Madame [X] [D] et Monsieur [J] [D] ont comparu par leur conseil et ont maintenu l’ensemble de leurs demandes.
L’EURL AGA CONSTRUCTION et la société QBE EUROPE, prise en son établissement en France en sa qualité d’assureur de la société AGA CONSTRUCTION, bien que régulièrement citées, n’ont pas comparu.
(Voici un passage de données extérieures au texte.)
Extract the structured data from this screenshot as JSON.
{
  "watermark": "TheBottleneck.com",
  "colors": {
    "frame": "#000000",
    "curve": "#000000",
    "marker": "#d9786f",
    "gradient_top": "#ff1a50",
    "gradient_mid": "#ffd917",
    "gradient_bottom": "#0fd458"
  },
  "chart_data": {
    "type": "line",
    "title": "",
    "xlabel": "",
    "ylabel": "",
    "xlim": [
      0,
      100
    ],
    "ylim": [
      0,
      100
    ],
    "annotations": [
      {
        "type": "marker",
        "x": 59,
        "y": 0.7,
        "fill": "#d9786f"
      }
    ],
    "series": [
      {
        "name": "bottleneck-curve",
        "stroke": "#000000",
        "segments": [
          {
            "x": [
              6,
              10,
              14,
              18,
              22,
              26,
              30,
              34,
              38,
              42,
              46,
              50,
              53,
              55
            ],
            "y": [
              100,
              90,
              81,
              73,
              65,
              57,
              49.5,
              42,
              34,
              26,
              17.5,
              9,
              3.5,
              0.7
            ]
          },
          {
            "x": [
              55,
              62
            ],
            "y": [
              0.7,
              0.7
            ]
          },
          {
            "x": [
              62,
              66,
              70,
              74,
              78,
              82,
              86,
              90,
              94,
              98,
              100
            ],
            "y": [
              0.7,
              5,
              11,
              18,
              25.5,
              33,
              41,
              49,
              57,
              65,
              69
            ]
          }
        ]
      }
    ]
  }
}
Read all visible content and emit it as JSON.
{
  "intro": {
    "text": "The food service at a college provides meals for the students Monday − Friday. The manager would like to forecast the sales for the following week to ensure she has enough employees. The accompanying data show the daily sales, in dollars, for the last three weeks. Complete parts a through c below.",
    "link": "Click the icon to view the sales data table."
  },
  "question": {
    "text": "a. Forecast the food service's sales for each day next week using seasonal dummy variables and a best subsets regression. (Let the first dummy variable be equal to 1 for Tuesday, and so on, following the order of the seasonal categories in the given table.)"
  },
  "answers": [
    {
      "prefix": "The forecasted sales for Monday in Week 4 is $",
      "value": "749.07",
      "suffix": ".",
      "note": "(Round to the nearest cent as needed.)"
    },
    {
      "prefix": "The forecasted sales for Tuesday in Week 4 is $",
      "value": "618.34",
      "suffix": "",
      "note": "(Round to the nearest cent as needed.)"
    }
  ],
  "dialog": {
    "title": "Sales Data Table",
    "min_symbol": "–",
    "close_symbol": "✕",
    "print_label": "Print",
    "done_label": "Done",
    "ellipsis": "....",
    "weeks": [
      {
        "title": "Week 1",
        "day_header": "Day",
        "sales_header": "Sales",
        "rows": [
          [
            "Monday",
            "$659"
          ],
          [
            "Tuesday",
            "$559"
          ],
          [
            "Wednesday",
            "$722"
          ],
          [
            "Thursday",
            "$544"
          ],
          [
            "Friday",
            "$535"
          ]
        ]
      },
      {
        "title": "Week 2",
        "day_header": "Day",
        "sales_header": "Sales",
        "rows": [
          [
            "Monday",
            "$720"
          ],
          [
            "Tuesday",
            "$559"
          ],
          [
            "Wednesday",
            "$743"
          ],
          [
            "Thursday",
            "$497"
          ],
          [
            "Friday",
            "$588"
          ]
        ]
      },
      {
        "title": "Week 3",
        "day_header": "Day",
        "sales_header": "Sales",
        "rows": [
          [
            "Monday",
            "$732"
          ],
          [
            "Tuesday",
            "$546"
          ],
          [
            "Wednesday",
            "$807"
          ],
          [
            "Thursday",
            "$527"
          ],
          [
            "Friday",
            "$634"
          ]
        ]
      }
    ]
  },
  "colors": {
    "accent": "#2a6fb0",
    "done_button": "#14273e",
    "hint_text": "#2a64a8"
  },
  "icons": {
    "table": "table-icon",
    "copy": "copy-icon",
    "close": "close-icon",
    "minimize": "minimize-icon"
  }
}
L’affaire a été mise en délibéré pour l’ordonnance être rendue le 20 novembre 2024 par mise à disposition au greffe.
MOTIFS
Sur la demande d’expertise :
Sur le fondement de l’article 145 du Code de procédure civile le juge des référés peut, s’il existe un motif légitime de conserver ou d’établir avant tout procès la preuve de faits dont pourrait dépendre la solution d’un litige, ordonner les mesures d’instruction légalement admissibles à la demande de tout intéressé.
Il résulte en définitive des pièces versées aux débats et notamment de :
Devis du 9 juin 2023 ;Avenant du 21 juin 2023 ;Facture intermédiaire du 26 juin 2023 ;Mail de Monsieur [D] à AGA du 29 juillet 2023 ;Mail de Monsieur [D] à AGA du 4 septembre 2023 ;Mail de AGA à Monsieur [D] du 6 septembre 2023 ;Mise en demeure du 17 septembre 2023 ;Constat du 21 septembre 2023 ;LRAR du 1er octobre 2023 ;Réponse de AGA du 20 octobre 2023 ;Remarques sur les réponses d'AGA ;Déclaration de sinistre à APRIL du 14 novembre 2023 ;Attestation d'assurance QBE ;Mail de Monsieur [D] à AGA du 14 décembre 2023 ;AR QBE suite à déclaration de sinistre ;Mail de Monsieur [U] suite ã la tentative de réunion du 26 janvier 2024 ;Mail des époux [D] à AGA du 28 janvier 2024 ;Rapport [U] du 16 mai 2024 ;Mise en demeure de la MAIF à AGA du 18 juillet 2024 ;Réponse d'AGA à la MAIF le 1er aout 2024 ;Mail de Monsieur [D] à QBE du 5 septembre 2024 ;Qu’il existe un motif légitime à voir ordonner l’expertise sollicitée suivant les modalités prévues au dispositif.
Sur les dépens :
En application de l’article 491 alinéa 2 du Code de procédure civile, le juge des référés statue sur les dépens. Selon l’article 696 du même code, la partie perdante est condamnée aux dépens à moins que le juge, par décision motivée, n’en mette la totalité ou une fraction à la charge de l’autre partie.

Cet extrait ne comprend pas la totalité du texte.